Is Utah the nation's dumping ground for contaminated waste?
As a Deseret Morning News report explained over the weekend, a lot of states like to use that claim when arguing against new radioactive waste disposal projects. People in Texas, Nevada and Tennessee all claim they are becoming the No. 1 dumping ground, just as Utahns, from the governor to the last environmentalist on the totem pole, have claimed the same thing from time to time.
The truth is difficult to pin down. But, really, the argument misses the point. The important thing isn't whether a state is No. 1 in radioactive waste disposal. It is whether other parts of the country automatically think of that state when they have something to dump. And it is whether that state has enough safeguards in place to protect its citizens from hazardous materials.
Because it is remote and filled with wide empty spaces that may not seem particularly beautiful to some, Utah is at risk of being seen as an ideal dumping ground. At the same time, lawmakers here have seemed reluctant to impose higher taxes on waste disposal.
But this is an issue in which image means more than reality.

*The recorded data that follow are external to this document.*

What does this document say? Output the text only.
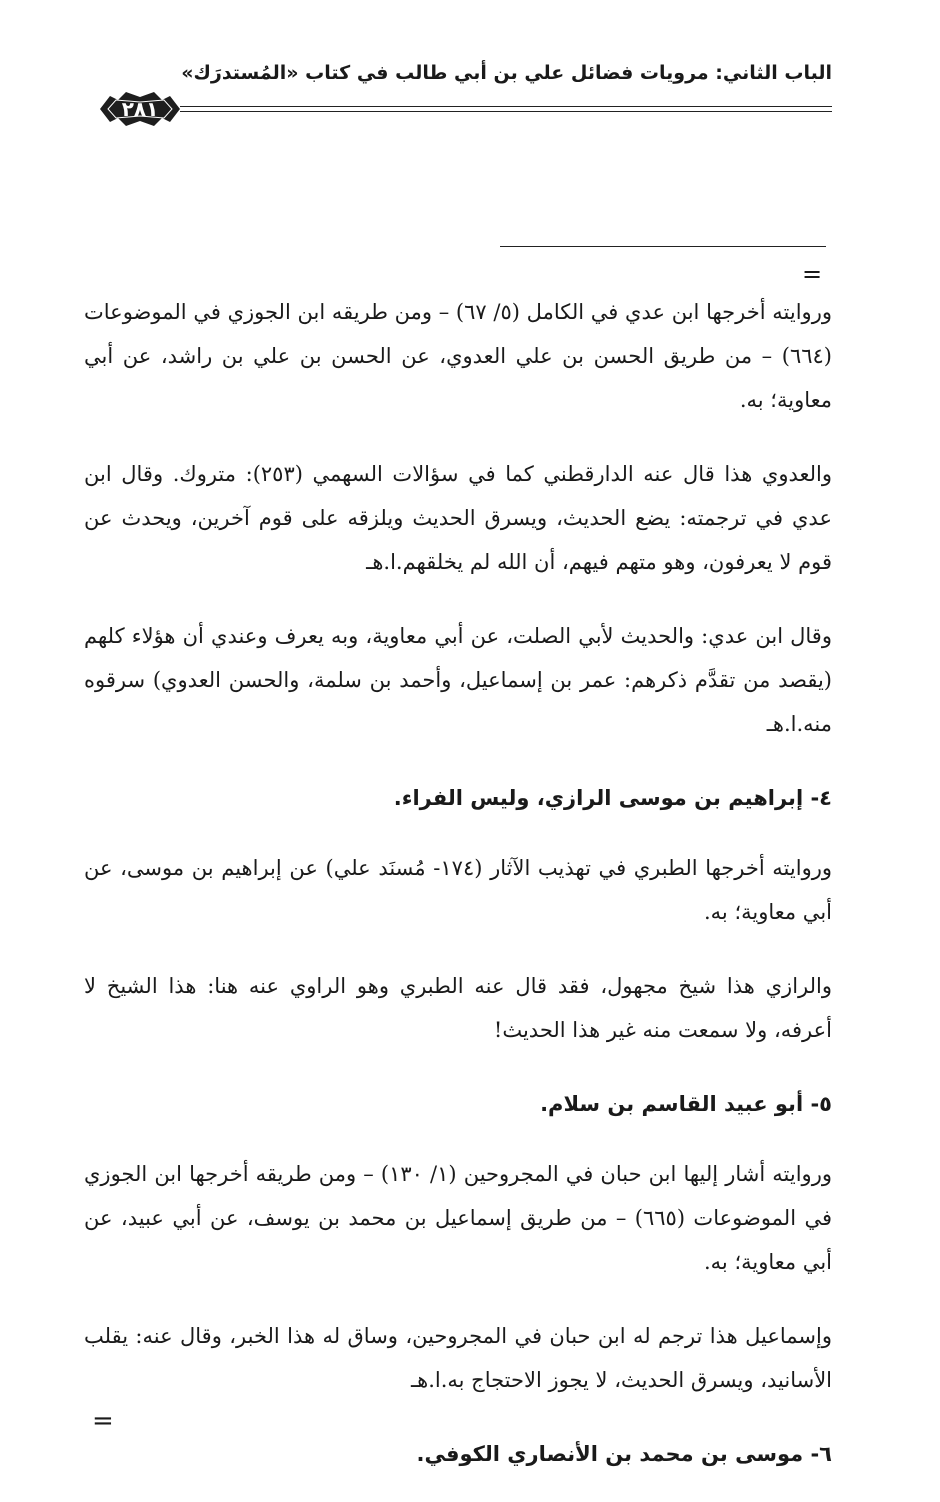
الباب الثاني: مرويات فضائل علي بن أبي طالب في كتاب «المُستدرَك»
٢٨١
=

وروايته أخرجها ابن عدي في الكامل (٥/ ٦٧) – ومن طريقه ابن الجوزي في الموضوعات (٦٦٤) – من طريق الحسن بن علي العدوي، عن الحسن بن علي بن راشد، عن أبي معاوية؛ به.

والعدوي هذا قال عنه الدارقطني كما في سؤالات السهمي (٢٥٣): متروك. وقال ابن عدي في ترجمته: يضع الحديث، ويسرق الحديث ويلزقه على قوم آخرين، ويحدث عن قوم لا يعرفون، وهو متهم فيهم، أن الله لم يخلقهم.ا.هـ

وقال ابن عدي: والحديث لأبي الصلت، عن أبي معاوية، وبه يعرف وعندي أن هؤلاء كلهم (يقصد من تقدَّم ذكرهم: عمر بن إسماعيل، وأحمد بن سلمة، والحسن العدوي) سرقوه منه.ا.هـ

٤- إبراهيم بن موسى الرازي، وليس الفراء.

وروايته أخرجها الطبري في تهذيب الآثار (١٧٤- مُسنَد علي) عن إبراهيم بن موسى، عن أبي معاوية؛ به.

والرازي هذا شيخ مجهول، فقد قال عنه الطبري وهو الراوي عنه هنا: هذا الشيخ لا أعرفه، ولا سمعت منه غير هذا الحديث!

٥- أبو عبيد القاسم بن سلام.

وروايته أشار إليها ابن حبان في المجروحين (١/ ١٣٠) – ومن طريقه أخرجها ابن الجوزي في الموضوعات (٦٦٥) – من طريق إسماعيل بن محمد بن يوسف، عن أبي عبيد، عن أبي معاوية؛ به.

وإسماعيل هذا ترجم له ابن حبان في المجروحين، وساق له هذا الخبر، وقال عنه: يقلب الأسانيد، ويسرق الحديث، لا يجوز الاحتجاج به.ا.هـ

٦- موسى بن محمد بن الأنصاري الكوفي.

=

Frankly, it would be hard to find an issue in which reason and sense get thumped more soundly by politics and public perception. The unpleasant truth is that modern society creates a lot of waste that contains radiation everything from life-saving medical equipment to the luminescent dials on watches. And we create even worse wastes in order to provide power to a burgeoning population. Those things make life more pleasant, but the waste has got to go somewhere.
Preferably somewhere else, of course.
Envirocare, Utah's only commercial low-level radioactive waste dump, has a good record when it comes to disposing of the stuff. Even the proposal by Private Fuel Storage to dump tons of super-hot spent nuclear fuel rods on the Goshute Reservation could be done safely and without much impact to the environment.
But public perception should not be casually dismissed. Nor should arguments about the proper uses for Utah's fragile desert landscapes.
Utahns don't want hazardous wastes here. That's understandable. It is even commendable. This state has so much good to offer that it can't afford to allow too much of what people loathe and fear even if those fears are sometimes irrational.
Gov. Mike Leavitt has said he won't allow Envirocare to accept waste that has a higher radioactive content. That is an appropriate position to take. He also strongly opposes the nuclear waste the Goshutes want. That, too, is a good position.
The U.S. government has options when it comes to the really hot stuff. It could reverse a 30-year-old policy and begin recycling spent fuel rods, for instance.
The less dangerous stuff, meanwhile, can be stored at any of a number of places nationwide. It doesn't have to come here.
Right now, polls generally show that people don't think of hazardous wastes when they think of Utah. What a shame if they ever did.